Republicans are seeking a deal between members from New York, New Jersey and California — who had threatened to block the bill without a sufficient increase to the $10,000 cap on SALT deductions — and House leaders who are navigating the political realities of pushing an expensive tax bill through their narrow majority.

One lawmaker, New York’s Nick LaLota, immediately dismissed the $30,000 cap, saying that would not pass the House.

“I feel like I’m buying a used car and the dealer won’t name the price,” he said.

Tax committee lawmakers said they’re trying to come to a decision on the SALT deduction later Thursday.

Other members — New York’s Mike Lawler and Andrew Garbarino, New Jersey’s Tom Kean and Young Kim of California — have threatened to reject any tax package that does not raise the SALT cap sufficiently. Those members have been reticent to publicly say how high the deduction cap needs to be to earn their votes.

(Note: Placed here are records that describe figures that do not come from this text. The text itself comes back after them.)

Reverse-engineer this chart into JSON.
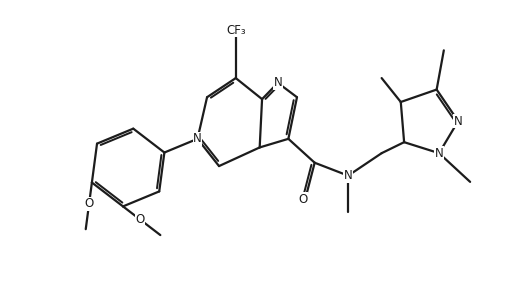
{
  "bg": "#ffffff",
  "lc": "#1c1c1c",
  "lw": 1.6,
  "fs": 8.5,
  "figsize": [
    5.05,
    2.92
  ],
  "dpi": 100,
  "xlim": [
    -1.0,
    9.5
  ],
  "ylim": [
    -2.8,
    3.2
  ]
}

The SALT issue has been one of the most contentious for the House GOP to resolve as party leaders try to ram a multitrillion-dollar tax cut package through the House in May. The larger the cap adjustment is, the less money there will be for other tax cuts on the Republican agenda.

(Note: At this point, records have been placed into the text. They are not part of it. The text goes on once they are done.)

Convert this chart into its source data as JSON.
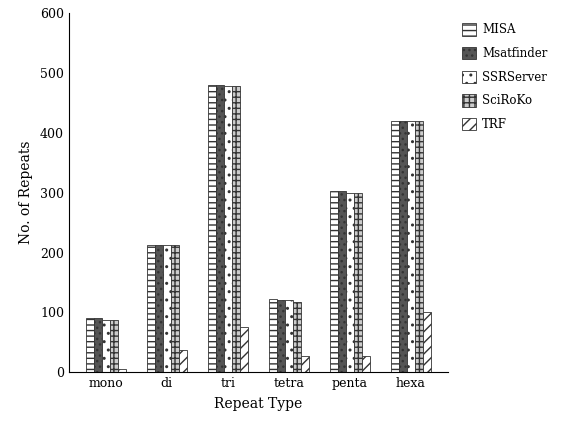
{
  "categories": [
    "mono",
    "di",
    "tri",
    "tetra",
    "penta",
    "hexa"
  ],
  "tools": [
    "MISA",
    "Msatfinder",
    "SSRServer",
    "SciRoKo",
    "TRF"
  ],
  "values": {
    "MISA": [
      90,
      212,
      480,
      122,
      302,
      420
    ],
    "Msatfinder": [
      90,
      212,
      480,
      120,
      302,
      420
    ],
    "SSRServer": [
      88,
      212,
      478,
      120,
      300,
      420
    ],
    "SciRoKo": [
      88,
      212,
      478,
      118,
      300,
      420
    ],
    "TRF": [
      5,
      38,
      75,
      28,
      28,
      100
    ]
  },
  "ylim": [
    0,
    600
  ],
  "yticks": [
    0,
    100,
    200,
    300,
    400,
    500,
    600
  ],
  "xlabel": "Repeat Type",
  "ylabel": "No. of Repeats",
  "background_color": "#ffffff",
  "bar_width": 0.13,
  "legend_labels": [
    "MISA",
    "Msatfinder",
    "SSRServer",
    "SciRoKo",
    "TRF"
  ]
}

The House Ways and Means Committee is scheduled to consider that tax portion of the bill on Tuesday, an implicit deadline for lawmakers to come to an agreement on SALT.

Republicans are also sparring over spending reductions in the bill, including weighing cuts to Medicaid health coverage and nutritional programs for low-income households.

Conservative Ralph Norman said that if moderates get a $30,000 SALT cap, then they need to agree to even deeper spending cuts such as to Medicaid.